Dietro le porte di una casa apparentemente serena come molte altre, si è consumata una vicenda capace di lasciare segni profondi. Una storia fatta di  paure e momenti difficili che ora stanno emergendo.

Chi viveva quella quotidianità avrebbe raccontato una realtà ben diversa da quella mostrata all’esterno. Una situazione delicata, rimasta a lungo nascosta, fino a quando, gradualmente, è emersa  in tutta la sua inaudita crudeltà, finendo sotto gli occhi di milioni di utenti, increduli e sconcertati.

Le autorità hanno iniziato a ricostruire una serie di episodi che hanno acceso l’attenzione degli investigatori e ne è venuto fuori uno scenario agghiacciante, reso ancora più grave e spietato dallo stato interessante della donna, purtroppo, protagonista di quest’assurda vicenda ripresa dalla cronaca.

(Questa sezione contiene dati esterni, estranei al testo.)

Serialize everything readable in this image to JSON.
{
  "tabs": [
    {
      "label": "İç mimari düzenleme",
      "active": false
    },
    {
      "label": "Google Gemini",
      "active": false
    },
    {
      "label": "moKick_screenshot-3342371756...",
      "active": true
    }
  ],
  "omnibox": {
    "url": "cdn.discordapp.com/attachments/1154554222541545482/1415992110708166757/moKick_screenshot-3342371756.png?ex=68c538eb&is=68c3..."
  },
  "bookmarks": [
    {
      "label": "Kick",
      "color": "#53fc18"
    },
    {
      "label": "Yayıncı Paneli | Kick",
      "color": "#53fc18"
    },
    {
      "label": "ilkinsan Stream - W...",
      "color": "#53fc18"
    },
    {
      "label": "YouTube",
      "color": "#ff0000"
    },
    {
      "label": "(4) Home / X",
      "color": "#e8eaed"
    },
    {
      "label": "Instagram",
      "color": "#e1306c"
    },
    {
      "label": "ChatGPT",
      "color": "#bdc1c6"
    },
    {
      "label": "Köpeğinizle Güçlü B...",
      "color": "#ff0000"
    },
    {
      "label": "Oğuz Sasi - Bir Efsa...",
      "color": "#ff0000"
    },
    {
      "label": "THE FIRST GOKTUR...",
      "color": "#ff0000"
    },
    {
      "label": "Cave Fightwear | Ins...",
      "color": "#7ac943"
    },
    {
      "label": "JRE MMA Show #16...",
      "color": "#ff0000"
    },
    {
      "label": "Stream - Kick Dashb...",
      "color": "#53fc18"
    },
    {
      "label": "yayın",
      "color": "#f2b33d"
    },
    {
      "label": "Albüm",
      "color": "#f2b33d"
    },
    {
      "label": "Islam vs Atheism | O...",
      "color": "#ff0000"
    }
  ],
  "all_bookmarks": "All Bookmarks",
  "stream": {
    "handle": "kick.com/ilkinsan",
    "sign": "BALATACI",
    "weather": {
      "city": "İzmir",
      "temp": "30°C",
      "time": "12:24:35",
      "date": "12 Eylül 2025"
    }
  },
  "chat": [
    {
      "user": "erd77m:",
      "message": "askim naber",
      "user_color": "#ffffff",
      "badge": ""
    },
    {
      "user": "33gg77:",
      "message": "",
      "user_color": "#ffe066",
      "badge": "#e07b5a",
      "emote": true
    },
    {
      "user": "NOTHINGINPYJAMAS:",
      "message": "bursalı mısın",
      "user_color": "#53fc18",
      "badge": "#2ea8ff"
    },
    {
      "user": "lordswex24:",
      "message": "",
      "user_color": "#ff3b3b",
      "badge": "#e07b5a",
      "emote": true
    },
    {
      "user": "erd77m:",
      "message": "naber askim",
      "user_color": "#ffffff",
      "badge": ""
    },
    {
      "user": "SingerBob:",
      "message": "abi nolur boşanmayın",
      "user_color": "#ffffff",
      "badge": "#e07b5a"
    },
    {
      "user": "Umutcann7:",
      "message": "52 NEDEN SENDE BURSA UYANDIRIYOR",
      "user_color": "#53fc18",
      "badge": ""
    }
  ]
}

Man mano che gli inquirenti mettono assieme i tasselli  del caso, emergono  elementi che rendono ancora più complesso e doloros* il quadro che si sta delineando.

Questo bambino non lo voglio più”. Queste le parole rese da un uomo che ha preso a calci alla pancia la compagna incinta.  

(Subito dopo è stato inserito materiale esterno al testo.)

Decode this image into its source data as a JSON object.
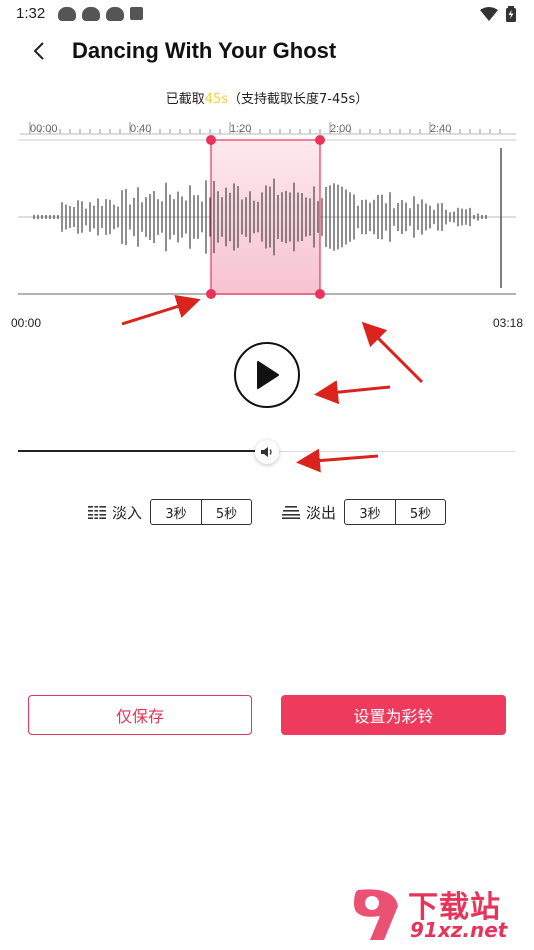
{
  "status_bar": {
    "time": "1:32"
  },
  "header": {
    "title": "Dancing With Your Ghost"
  },
  "clip_info": {
    "prefix": "已截取",
    "duration": "45s",
    "suffix": "（支持截取长度7-45s）"
  },
  "timeline": {
    "ticks": [
      "00:00",
      "0:40",
      "1:20",
      "2:00",
      "2:40"
    ],
    "start_label": "00:00",
    "end_label": "03:18"
  },
  "volume": {
    "level": 0.5
  },
  "fade_in": {
    "label": "淡入",
    "options": [
      "3秒",
      "5秒"
    ]
  },
  "fade_out": {
    "label": "淡出",
    "options": [
      "3秒",
      "5秒"
    ]
  },
  "actions": {
    "save_only": "仅保存",
    "set_ringtone": "设置为彩铃"
  },
  "colors": {
    "accent": "#ee3a5d",
    "highlight": "#f5d23c",
    "selection_fill": "#fbd5de"
  },
  "watermark": {
    "top": "下载站",
    "bottom": "91xz.net"
  }
}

Un caso di cronaca che fa venire la pelle d’oca, quello che è stato ripreso da autorevoli testate giornalistiche nazionali . Un 25enne aretino indagato per maltrattamenti in famiglia e lesioni personali ai danni della compagna convivente. Il gip di Perugia Margherita Amodeo ha disposto per lui il braccialetto elettronico.

Secondo la Procura, l’uomo avrebbe avuto atteggiamenti violenti e minacciosi nei confronti della donna, madre dei suoi due figli. Gli episodi contestati sarebbero avvenuti tra il 2025 e giugno 2026.

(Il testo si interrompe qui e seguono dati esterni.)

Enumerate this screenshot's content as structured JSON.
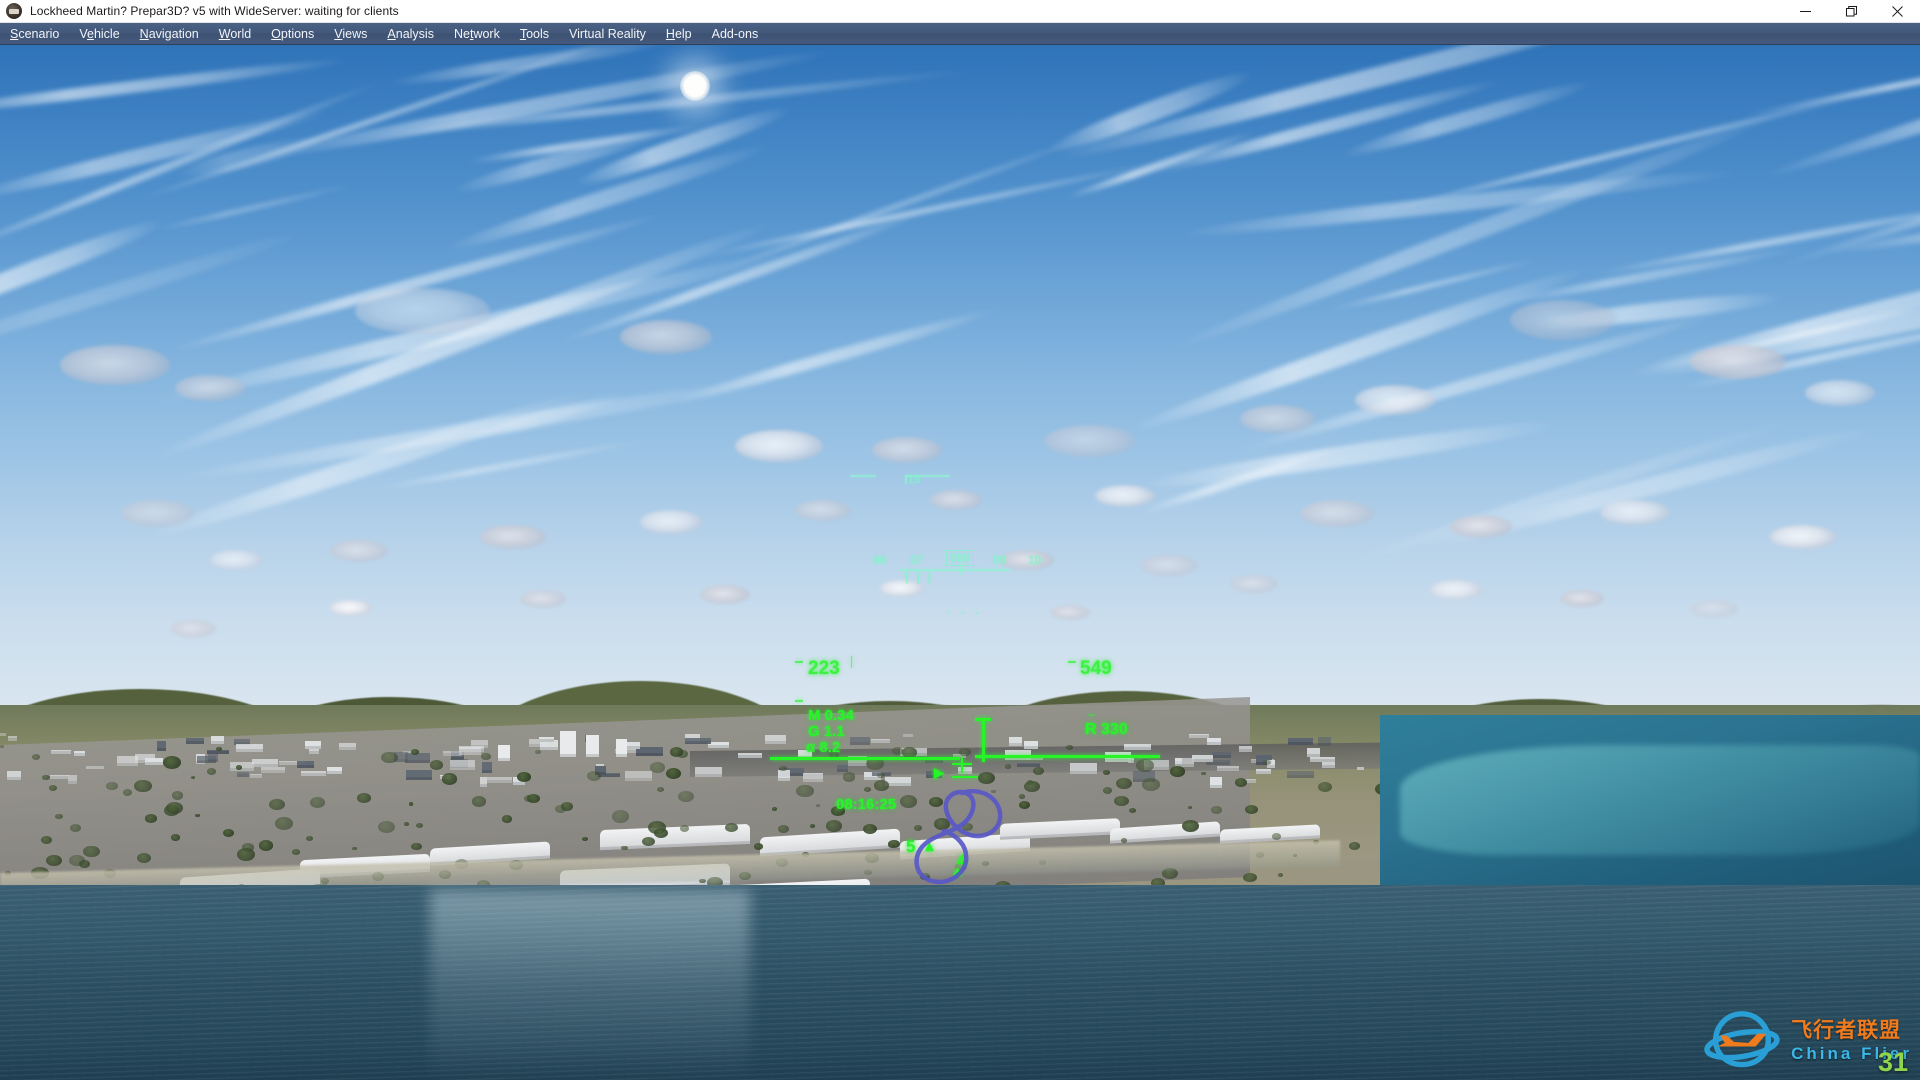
{
  "window": {
    "title": "Lockheed Martin? Prepar3D? v5 with WideServer: waiting for clients",
    "icon": "p3d-app-icon",
    "controls": {
      "minimize": "minimize-icon",
      "restore": "restore-icon",
      "close": "close-icon"
    }
  },
  "menubar": {
    "items": [
      {
        "label": "Scenario",
        "accel": "S"
      },
      {
        "label": "Vehicle",
        "accel": "V"
      },
      {
        "label": "Navigation",
        "accel": "N"
      },
      {
        "label": "World",
        "accel": "W"
      },
      {
        "label": "Options",
        "accel": "O"
      },
      {
        "label": "Views",
        "accel": "V"
      },
      {
        "label": "Analysis",
        "accel": "A"
      },
      {
        "label": "Network",
        "accel": "t"
      },
      {
        "label": "Tools",
        "accel": "T"
      },
      {
        "label": "Virtual Reality",
        "accel": ""
      },
      {
        "label": "Help",
        "accel": "H"
      },
      {
        "label": "Add-ons",
        "accel": ""
      }
    ]
  },
  "hud": {
    "pitch_ladder_label": "15",
    "heading_tape": [
      "06",
      "07",
      "09",
      "10"
    ],
    "heading_boxed": "080",
    "airspeed": "223",
    "altitude": "549",
    "mach": "M 0.34",
    "g_load": "G 1.1",
    "aoa": "α 8.2",
    "radar_alt": "R 330",
    "sim_time": "08:16:25",
    "marker_left": "5",
    "marker_right": "4",
    "color_primary": "#27f528",
    "color_secondary": "#7df7c6"
  },
  "annotation": {
    "name": "blue-freehand-circle",
    "color": "#5656c8"
  },
  "watermark": {
    "chinese": "飞行者联盟",
    "english": "China Flier",
    "number": "31",
    "logo": "plane-orbit-logo",
    "color_cn": "#f07b1d",
    "color_en": "#3bb7e8",
    "color_num": "#8fd64a"
  }
}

Tra gli episodi riportati negli atti c’è quello del luglio 2025, quando la compagna sarebbe stata aggredita durante la gravidanza della seconda figlia. L’accusa sostiene che l’uomo l’avrebbe colpita alla pancia dopo un litigio, dicendole:  «Io questo bambino non lo voglio più, è stato un errore».

Un altro episodio, invece,  risalirebbe al novembre 2025: la donna sarebbe stata insultata, colpita con oggetti trovati in casa e schiaffeggiata. In seguito sarebbe stata costretta a uscire dall’abitazione e rimanere fuori.

Gli accertamenti medici avrebbero evidenziato lesioni con una prognosi di dieci giorni, tra cui contusioni alla mano e al polso. Il giudice ha confermato l’allontanamento dalla casa familiare e il divieto di avvicinamento. La decisione è arrivata dopo la richiesta della Procura. Marco Gentili, difeso dall’avvocato Marco Gentili, non si sarebbe presentato all’udienza di convalida. Le accuse restano al vaglio dell’autorità giudiziaria. Una storia forte, questa, una storia che mostra come l’apparenza  sia ben diversa dalla realtà, consumatasi all’interno delle mura domestiche.